La Cour de cassation a conclu de la manière suivante :


"La chambre de l'instruction a, sans insuffisance ni contradiction, et en répondant aux chefs péremptoires des conclusions dont elle était saisie, exposé les motifs pour lesquels elle a déclaré, d'une part, qu'il existait à l'encontre de M. T. des charges d'avoir commis les faits reprochés, d'autre part, qu'il était irresponsable pénalement en raison d'un trouble psychique ou neuro-psychique ayant aboli son discernement ou le contrôle de ses actes au moment des faits."


Elle rappelle en effet que "les dispositions de l'article 122-1, alinéa 1er, du code pénal, ne distinguent pas selon l'origine du trouble psychique ayant conduit à l'abolition de ce discernement."


Ainsi, en droit français, il est possible qu'une personne ait commis des faits répréhensibles pénalement, et qu'elle ne soit pas déclarée coupable ni condamnée pour de tels faits, si son discernement a été aboli.


Explications : le droit.


En la matière, c'est l'article 122-1 du Code pénal qui s'applique. Il prévoit que la personne souffrant d'un trouble mental peut, à certaines conditions, ne pas être condamnée pénalement ou être condamnée moins lourdement.


C'est notamment le cas lorsque l'auteur d'une infraction a vu son discernement aboli ou altéré au moment où il a commis l'infraction.


L'article 122-1 du Code pénal dispose: "N'est pas pénalement responsable la personne qui était atteinte, au moment des faits, d'un trouble psychique ou neuropsychique ayant aboli son discernement ou le contrôle de ses actes."

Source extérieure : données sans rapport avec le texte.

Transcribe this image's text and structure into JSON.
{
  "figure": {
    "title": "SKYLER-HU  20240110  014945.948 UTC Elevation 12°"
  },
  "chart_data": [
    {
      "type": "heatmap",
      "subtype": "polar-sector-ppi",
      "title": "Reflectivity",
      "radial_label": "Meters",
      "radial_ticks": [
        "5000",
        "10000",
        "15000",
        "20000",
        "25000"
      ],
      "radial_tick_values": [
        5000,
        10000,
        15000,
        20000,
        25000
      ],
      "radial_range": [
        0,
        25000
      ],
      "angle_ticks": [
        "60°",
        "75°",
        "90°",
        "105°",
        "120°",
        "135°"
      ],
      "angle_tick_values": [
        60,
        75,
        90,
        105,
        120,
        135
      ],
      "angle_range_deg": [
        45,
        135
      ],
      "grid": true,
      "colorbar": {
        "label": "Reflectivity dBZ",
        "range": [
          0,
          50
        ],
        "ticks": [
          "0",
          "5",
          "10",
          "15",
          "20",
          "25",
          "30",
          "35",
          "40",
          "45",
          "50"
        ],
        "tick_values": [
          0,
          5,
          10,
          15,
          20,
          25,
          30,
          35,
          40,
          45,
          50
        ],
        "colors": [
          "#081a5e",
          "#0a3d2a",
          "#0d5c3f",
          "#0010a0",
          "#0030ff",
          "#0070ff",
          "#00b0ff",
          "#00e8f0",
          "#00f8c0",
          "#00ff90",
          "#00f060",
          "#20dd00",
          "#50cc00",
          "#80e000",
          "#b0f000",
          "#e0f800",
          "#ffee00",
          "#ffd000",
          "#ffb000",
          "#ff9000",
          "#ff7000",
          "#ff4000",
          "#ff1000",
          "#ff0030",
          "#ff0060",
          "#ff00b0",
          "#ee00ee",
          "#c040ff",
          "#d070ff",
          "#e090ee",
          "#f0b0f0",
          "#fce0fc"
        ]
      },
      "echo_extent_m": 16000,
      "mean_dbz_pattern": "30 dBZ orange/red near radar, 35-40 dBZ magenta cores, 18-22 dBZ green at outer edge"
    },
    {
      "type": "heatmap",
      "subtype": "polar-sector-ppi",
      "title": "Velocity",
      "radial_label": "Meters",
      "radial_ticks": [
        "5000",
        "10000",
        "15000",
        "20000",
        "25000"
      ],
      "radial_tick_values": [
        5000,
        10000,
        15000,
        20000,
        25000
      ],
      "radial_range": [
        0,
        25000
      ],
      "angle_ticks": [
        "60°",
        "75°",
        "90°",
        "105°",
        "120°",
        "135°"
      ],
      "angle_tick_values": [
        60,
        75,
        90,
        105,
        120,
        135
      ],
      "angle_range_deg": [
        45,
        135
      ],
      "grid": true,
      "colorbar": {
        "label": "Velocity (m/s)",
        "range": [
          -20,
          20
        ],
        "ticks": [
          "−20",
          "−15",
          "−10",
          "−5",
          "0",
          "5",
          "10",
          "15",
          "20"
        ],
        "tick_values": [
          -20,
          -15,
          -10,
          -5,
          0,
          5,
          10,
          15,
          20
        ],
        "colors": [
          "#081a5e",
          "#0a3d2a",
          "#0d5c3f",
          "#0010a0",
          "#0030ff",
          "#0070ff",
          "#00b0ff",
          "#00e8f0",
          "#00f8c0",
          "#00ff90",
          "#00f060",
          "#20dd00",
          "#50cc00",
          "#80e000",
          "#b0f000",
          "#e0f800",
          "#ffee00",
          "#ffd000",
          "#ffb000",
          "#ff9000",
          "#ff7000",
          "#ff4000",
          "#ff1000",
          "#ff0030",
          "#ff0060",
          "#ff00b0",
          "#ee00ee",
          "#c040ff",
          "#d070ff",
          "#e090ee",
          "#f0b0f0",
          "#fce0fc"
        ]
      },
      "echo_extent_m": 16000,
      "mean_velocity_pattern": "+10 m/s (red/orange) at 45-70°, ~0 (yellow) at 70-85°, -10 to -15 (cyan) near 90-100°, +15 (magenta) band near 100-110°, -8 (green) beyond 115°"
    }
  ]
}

Ainsi, cette personne ayant agi sous l'empire d'un trouble ayant totalement aboli son discernement ne pourra pas être condamnée pénalement, mais elle demeurera tenue d'indemniser le préjudice subi par la victime (article 1240 du Code civil - article 414-3 du Code civil).

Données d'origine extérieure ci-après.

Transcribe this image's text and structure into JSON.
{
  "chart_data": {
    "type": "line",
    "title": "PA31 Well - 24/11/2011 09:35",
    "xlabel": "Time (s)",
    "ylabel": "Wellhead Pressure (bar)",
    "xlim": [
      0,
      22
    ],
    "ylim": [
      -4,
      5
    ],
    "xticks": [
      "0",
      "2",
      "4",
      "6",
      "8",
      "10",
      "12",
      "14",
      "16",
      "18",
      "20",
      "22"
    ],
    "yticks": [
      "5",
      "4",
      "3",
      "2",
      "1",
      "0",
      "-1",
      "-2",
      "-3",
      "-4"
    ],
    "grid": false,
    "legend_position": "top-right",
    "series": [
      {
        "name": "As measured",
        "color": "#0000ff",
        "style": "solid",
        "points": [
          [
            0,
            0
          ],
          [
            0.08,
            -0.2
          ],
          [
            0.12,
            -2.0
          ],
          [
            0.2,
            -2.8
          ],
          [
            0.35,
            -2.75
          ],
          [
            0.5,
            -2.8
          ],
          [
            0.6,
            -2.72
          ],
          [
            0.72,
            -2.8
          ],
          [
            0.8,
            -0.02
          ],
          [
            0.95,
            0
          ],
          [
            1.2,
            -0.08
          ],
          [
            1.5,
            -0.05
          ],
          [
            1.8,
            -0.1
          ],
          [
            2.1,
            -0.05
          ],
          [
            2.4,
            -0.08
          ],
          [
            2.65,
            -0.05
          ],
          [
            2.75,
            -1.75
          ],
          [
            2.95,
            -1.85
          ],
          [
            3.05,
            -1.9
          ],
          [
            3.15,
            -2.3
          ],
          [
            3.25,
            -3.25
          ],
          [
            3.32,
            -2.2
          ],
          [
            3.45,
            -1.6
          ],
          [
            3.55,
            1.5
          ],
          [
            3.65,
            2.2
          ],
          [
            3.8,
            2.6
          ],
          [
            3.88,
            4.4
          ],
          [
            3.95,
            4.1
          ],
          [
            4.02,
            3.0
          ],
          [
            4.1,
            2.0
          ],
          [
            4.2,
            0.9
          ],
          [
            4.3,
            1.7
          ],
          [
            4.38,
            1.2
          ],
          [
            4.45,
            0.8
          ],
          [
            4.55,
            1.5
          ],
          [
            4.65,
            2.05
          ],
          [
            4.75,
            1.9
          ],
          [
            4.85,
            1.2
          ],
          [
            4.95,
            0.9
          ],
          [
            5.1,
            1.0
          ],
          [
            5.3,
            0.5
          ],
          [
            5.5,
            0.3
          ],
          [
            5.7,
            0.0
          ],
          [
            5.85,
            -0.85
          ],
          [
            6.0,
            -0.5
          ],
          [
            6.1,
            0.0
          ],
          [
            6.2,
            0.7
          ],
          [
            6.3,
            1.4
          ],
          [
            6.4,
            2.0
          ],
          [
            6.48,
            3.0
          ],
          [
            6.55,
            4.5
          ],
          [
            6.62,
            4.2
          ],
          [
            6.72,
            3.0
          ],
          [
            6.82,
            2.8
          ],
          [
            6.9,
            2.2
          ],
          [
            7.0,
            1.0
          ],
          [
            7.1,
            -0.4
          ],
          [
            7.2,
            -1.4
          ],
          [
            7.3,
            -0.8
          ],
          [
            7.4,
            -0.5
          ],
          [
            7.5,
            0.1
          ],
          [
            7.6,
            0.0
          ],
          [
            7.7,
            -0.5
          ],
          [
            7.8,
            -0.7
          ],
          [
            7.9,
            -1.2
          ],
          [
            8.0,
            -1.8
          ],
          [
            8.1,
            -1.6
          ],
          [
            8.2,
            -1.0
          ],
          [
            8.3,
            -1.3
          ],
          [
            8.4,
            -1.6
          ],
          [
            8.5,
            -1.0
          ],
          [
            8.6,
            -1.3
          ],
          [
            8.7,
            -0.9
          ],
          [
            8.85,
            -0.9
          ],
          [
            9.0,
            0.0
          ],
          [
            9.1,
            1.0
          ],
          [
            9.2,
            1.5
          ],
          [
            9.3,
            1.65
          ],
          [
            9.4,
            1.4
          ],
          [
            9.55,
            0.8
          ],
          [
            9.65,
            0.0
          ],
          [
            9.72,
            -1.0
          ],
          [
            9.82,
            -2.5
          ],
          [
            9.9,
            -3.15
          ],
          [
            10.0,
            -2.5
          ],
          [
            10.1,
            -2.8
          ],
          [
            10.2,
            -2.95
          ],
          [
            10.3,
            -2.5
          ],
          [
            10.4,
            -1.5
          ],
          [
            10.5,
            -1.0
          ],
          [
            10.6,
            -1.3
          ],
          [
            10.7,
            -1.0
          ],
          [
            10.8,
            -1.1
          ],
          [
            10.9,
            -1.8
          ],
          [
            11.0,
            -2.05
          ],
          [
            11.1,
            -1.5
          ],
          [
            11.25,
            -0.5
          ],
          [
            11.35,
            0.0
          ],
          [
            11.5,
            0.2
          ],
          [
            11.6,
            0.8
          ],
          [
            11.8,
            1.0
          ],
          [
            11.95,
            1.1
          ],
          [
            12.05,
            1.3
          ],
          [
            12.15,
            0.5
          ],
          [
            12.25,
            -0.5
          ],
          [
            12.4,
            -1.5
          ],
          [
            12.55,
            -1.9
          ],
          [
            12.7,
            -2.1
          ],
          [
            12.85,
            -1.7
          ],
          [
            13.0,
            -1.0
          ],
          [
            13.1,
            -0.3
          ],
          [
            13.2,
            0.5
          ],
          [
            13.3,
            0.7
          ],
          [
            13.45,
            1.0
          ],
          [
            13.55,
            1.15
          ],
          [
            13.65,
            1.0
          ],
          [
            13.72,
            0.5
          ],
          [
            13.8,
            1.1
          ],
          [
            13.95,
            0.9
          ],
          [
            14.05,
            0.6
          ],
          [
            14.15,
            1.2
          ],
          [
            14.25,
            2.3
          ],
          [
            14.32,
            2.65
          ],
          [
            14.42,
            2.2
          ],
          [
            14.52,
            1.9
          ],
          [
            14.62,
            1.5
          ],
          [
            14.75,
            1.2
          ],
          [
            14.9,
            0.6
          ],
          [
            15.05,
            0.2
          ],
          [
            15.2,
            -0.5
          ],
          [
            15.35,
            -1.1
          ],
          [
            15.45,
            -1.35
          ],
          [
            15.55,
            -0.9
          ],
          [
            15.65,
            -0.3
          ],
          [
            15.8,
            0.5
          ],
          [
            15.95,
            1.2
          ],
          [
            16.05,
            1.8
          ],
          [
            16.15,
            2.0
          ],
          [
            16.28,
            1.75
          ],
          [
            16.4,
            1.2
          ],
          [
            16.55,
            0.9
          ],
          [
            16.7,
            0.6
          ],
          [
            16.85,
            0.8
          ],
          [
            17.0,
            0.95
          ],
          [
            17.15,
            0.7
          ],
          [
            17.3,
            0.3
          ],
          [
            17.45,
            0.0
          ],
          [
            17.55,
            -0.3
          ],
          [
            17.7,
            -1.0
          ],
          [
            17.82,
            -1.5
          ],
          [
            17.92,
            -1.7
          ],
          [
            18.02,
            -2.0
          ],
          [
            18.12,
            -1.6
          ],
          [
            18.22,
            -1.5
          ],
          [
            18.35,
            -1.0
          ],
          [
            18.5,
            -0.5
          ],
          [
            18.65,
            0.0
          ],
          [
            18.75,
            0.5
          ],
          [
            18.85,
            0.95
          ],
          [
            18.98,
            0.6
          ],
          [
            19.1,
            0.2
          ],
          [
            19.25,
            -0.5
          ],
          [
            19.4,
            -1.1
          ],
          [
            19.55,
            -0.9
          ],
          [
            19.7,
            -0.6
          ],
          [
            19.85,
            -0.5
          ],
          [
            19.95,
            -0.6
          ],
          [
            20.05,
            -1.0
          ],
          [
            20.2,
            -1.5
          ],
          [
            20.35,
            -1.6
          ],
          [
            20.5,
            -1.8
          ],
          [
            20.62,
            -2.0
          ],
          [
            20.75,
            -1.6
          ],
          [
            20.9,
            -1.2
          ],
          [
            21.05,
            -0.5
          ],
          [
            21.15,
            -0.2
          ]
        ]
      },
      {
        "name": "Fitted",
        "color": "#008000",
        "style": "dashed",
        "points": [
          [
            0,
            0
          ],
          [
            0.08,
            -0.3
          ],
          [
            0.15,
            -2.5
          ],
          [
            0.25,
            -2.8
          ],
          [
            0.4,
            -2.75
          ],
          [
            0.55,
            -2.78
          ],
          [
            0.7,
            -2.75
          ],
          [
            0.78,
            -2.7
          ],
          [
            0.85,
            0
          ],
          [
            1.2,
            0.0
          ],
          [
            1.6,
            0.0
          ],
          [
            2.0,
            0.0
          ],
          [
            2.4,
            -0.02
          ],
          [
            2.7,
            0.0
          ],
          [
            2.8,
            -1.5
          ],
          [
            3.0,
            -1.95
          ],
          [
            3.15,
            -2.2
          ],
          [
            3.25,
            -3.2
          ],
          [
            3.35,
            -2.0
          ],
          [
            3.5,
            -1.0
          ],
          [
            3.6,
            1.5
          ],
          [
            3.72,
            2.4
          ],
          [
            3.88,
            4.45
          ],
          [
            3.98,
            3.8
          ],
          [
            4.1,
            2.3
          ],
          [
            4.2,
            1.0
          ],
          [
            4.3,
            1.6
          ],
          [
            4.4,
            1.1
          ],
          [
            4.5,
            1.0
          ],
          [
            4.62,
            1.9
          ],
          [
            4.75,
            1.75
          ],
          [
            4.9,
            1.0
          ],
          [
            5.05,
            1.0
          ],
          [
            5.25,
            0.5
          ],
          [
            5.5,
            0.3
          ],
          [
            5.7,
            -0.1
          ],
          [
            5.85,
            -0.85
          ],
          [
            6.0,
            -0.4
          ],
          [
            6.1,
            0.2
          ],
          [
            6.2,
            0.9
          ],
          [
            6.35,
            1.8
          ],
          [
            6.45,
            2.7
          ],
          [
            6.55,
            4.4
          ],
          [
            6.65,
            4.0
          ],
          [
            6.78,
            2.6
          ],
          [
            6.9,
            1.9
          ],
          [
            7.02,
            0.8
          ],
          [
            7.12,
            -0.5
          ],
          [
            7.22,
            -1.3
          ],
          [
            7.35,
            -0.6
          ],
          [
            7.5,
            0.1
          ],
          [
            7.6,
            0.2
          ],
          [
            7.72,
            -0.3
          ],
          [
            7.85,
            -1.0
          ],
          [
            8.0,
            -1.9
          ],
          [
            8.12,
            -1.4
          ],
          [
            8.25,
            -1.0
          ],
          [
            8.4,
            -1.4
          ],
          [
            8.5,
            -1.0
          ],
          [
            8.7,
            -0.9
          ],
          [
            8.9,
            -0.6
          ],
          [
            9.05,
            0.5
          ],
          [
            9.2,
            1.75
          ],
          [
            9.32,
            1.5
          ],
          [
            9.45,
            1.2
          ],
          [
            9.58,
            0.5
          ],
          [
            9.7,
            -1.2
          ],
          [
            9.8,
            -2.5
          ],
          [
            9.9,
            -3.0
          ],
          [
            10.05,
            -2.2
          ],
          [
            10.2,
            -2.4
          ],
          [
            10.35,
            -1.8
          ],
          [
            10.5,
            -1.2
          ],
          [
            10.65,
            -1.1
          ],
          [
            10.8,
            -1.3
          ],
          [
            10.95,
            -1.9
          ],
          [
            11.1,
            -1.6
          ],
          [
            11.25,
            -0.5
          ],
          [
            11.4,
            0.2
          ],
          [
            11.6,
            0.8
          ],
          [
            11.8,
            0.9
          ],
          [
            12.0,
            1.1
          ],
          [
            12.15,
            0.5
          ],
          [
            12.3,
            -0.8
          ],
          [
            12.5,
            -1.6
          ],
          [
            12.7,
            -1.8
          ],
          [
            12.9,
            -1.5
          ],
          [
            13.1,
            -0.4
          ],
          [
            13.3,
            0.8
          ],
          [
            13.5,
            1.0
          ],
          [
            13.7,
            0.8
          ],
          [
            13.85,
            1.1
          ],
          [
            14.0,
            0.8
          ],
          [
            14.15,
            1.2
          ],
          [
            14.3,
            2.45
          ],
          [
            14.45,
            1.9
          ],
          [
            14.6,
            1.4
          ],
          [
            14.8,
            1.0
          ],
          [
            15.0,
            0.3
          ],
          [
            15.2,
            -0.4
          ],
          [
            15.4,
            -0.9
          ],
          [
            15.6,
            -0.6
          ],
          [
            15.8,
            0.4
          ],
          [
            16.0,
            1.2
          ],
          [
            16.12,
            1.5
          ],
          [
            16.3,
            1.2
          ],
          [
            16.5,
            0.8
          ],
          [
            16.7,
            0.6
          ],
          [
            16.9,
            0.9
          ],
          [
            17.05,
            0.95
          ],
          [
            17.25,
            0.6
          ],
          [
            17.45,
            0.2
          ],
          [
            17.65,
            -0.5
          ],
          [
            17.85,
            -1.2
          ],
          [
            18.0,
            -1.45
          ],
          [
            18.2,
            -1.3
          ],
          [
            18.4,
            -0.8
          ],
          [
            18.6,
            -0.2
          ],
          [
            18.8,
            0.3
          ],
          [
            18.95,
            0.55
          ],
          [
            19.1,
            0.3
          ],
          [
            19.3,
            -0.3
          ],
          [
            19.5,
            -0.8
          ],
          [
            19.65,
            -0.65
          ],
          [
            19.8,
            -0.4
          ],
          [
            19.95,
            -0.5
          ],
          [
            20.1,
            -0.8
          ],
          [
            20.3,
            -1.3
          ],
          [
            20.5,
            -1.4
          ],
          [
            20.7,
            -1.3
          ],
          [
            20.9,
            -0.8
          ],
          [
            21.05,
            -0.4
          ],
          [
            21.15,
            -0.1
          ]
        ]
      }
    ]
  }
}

Concernant la personne dont le discernement était seulement altéré, elle demeure punissable mais la juridiction doit tenir compte de cette circonstance lorsqu'elle détermine la peine.

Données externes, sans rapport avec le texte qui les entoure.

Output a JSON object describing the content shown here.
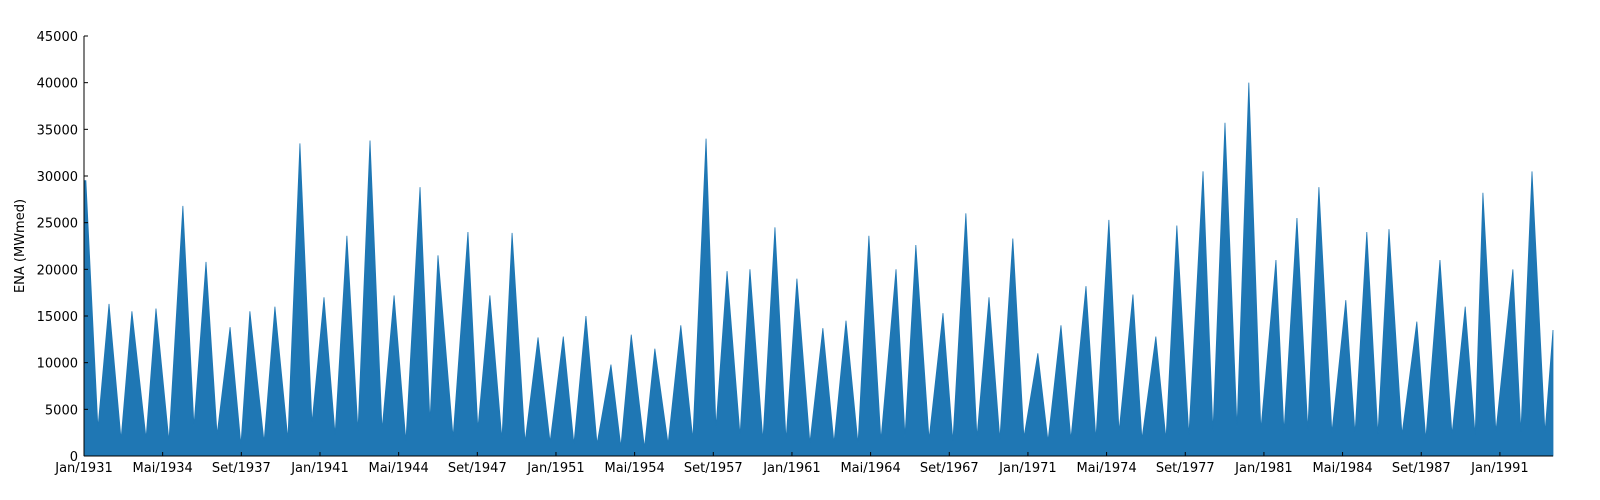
{
  "chart_data": {
    "type": "area",
    "y_label": "ENA (MWmed)",
    "color": "#1f77b4",
    "xlim": [
      1931,
      1993.25
    ],
    "ylim": [
      0,
      45000
    ],
    "yticks": [
      0,
      5000,
      10000,
      15000,
      20000,
      25000,
      30000,
      35000,
      40000,
      45000
    ],
    "xticks": [
      {
        "value": 1931,
        "label": "Jan/1931"
      },
      {
        "value": 1934.333,
        "label": "Mai/1934"
      },
      {
        "value": 1937.667,
        "label": "Set/1937"
      },
      {
        "value": 1941,
        "label": "Jan/1941"
      },
      {
        "value": 1944.333,
        "label": "Mai/1944"
      },
      {
        "value": 1947.667,
        "label": "Set/1947"
      },
      {
        "value": 1951,
        "label": "Jan/1951"
      },
      {
        "value": 1954.333,
        "label": "Mai/1954"
      },
      {
        "value": 1957.667,
        "label": "Set/1957"
      },
      {
        "value": 1961,
        "label": "Jan/1961"
      },
      {
        "value": 1964.333,
        "label": "Mai/1964"
      },
      {
        "value": 1967.667,
        "label": "Set/1967"
      },
      {
        "value": 1971,
        "label": "Jan/1971"
      },
      {
        "value": 1974.333,
        "label": "Mai/1974"
      },
      {
        "value": 1977.667,
        "label": "Set/1977"
      },
      {
        "value": 1981,
        "label": "Jan/1981"
      },
      {
        "value": 1984.333,
        "label": "Mai/1984"
      },
      {
        "value": 1987.667,
        "label": "Set/1987"
      },
      {
        "value": 1991,
        "label": "Jan/1991"
      }
    ],
    "x": [
      1931.0,
      1931.08,
      1931.59,
      1932.06,
      1932.57,
      1933.03,
      1933.63,
      1934.05,
      1934.6,
      1935.19,
      1935.66,
      1936.17,
      1936.64,
      1937.19,
      1937.65,
      1938.03,
      1938.63,
      1939.09,
      1939.64,
      1940.15,
      1940.66,
      1941.17,
      1941.64,
      1942.14,
      1942.61,
      1943.12,
      1943.63,
      1944.14,
      1944.64,
      1945.24,
      1945.66,
      1946.0,
      1946.64,
      1947.27,
      1947.69,
      1948.2,
      1948.71,
      1949.14,
      1949.69,
      1950.24,
      1950.75,
      1951.31,
      1951.76,
      1952.27,
      1952.74,
      1953.33,
      1953.75,
      1954.19,
      1954.75,
      1955.19,
      1955.75,
      1956.29,
      1956.8,
      1957.36,
      1957.78,
      1958.25,
      1958.8,
      1959.22,
      1959.77,
      1960.28,
      1960.75,
      1961.21,
      1961.76,
      1962.31,
      1962.78,
      1963.29,
      1963.8,
      1964.26,
      1964.77,
      1965.41,
      1965.79,
      1966.25,
      1966.81,
      1967.4,
      1967.82,
      1968.37,
      1968.84,
      1969.35,
      1969.81,
      1970.36,
      1970.83,
      1971.42,
      1971.85,
      1972.4,
      1972.82,
      1973.46,
      1973.88,
      1974.43,
      1974.86,
      1975.45,
      1975.83,
      1976.42,
      1976.85,
      1977.31,
      1977.82,
      1978.42,
      1978.84,
      1979.35,
      1979.86,
      1980.36,
      1980.87,
      1981.51,
      1981.85,
      1982.4,
      1982.86,
      1983.33,
      1983.88,
      1984.47,
      1984.86,
      1985.36,
      1985.83,
      1986.3,
      1986.85,
      1987.48,
      1987.86,
      1988.46,
      1988.97,
      1989.53,
      1989.95,
      1990.28,
      1990.83,
      1991.55,
      1991.89,
      1992.36,
      1992.91,
      1993.25
    ],
    "values": [
      29500,
      29500,
      3000,
      16300,
      1800,
      15500,
      1900,
      15800,
      1600,
      26800,
      3200,
      20800,
      2300,
      13800,
      1200,
      15500,
      1500,
      16000,
      1800,
      33500,
      3500,
      17000,
      2300,
      23600,
      2700,
      33800,
      2800,
      17200,
      1600,
      28800,
      3700,
      21500,
      2000,
      24000,
      2900,
      17200,
      1800,
      23900,
      1500,
      12700,
      1500,
      12800,
      1300,
      15000,
      1300,
      9800,
      1000,
      13000,
      900,
      11500,
      1300,
      14000,
      1800,
      34000,
      3000,
      19800,
      2200,
      20000,
      1700,
      24500,
      1700,
      19000,
      1400,
      13700,
      1400,
      14500,
      1300,
      23600,
      1700,
      20000,
      2100,
      22600,
      1800,
      15300,
      1600,
      26000,
      2000,
      17000,
      1800,
      23300,
      2000,
      11000,
      1600,
      14000,
      1800,
      18200,
      1800,
      25300,
      2600,
      17300,
      1800,
      12800,
      1800,
      24700,
      2200,
      30500,
      2600,
      35700,
      3000,
      40000,
      2800,
      21000,
      2600,
      25500,
      2800,
      28800,
      2500,
      16700,
      2400,
      24000,
      2300,
      24300,
      2300,
      14400,
      1800,
      21000,
      2300,
      16000,
      2200,
      28200,
      2600,
      20000,
      2600,
      30500,
      2500,
      13500
    ]
  }
}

L'article 122-1 alinéa 2 dispose en effet : "La personne qui était atteinte, au moment des faits, d'un trouble psychique ou neuropsychique ayant altéré son discernement ou entravé le contrôle de ses actes demeure punissable. Toutefois, la juridiction tient compte de cette circonstance lorsqu'elle détermine la peine et en fixe le régime. Si est encourue une peine privative de liberté, celle-ci est réduite du tiers ou, en cas de crime puni de la réclusion criminelle ou de la détention criminelle à perpétuité, est ramenée à trente ans. La juridiction peut toutefois, par une décision spécialement motivée en matière correctionnelle, décider de ne pas appliquer cette diminution de peine. Lorsque, après avis médical, la juridiction considère que la nature du trouble le justifie, elle s'assure que la peine prononcée permette que le condamné fasse l'objet de soins adaptés à son état."


Cette altération ou abolition du discernement est appréciée dans chaque dossier par un Expert psychiatre dont le rapport est souvent déterminant.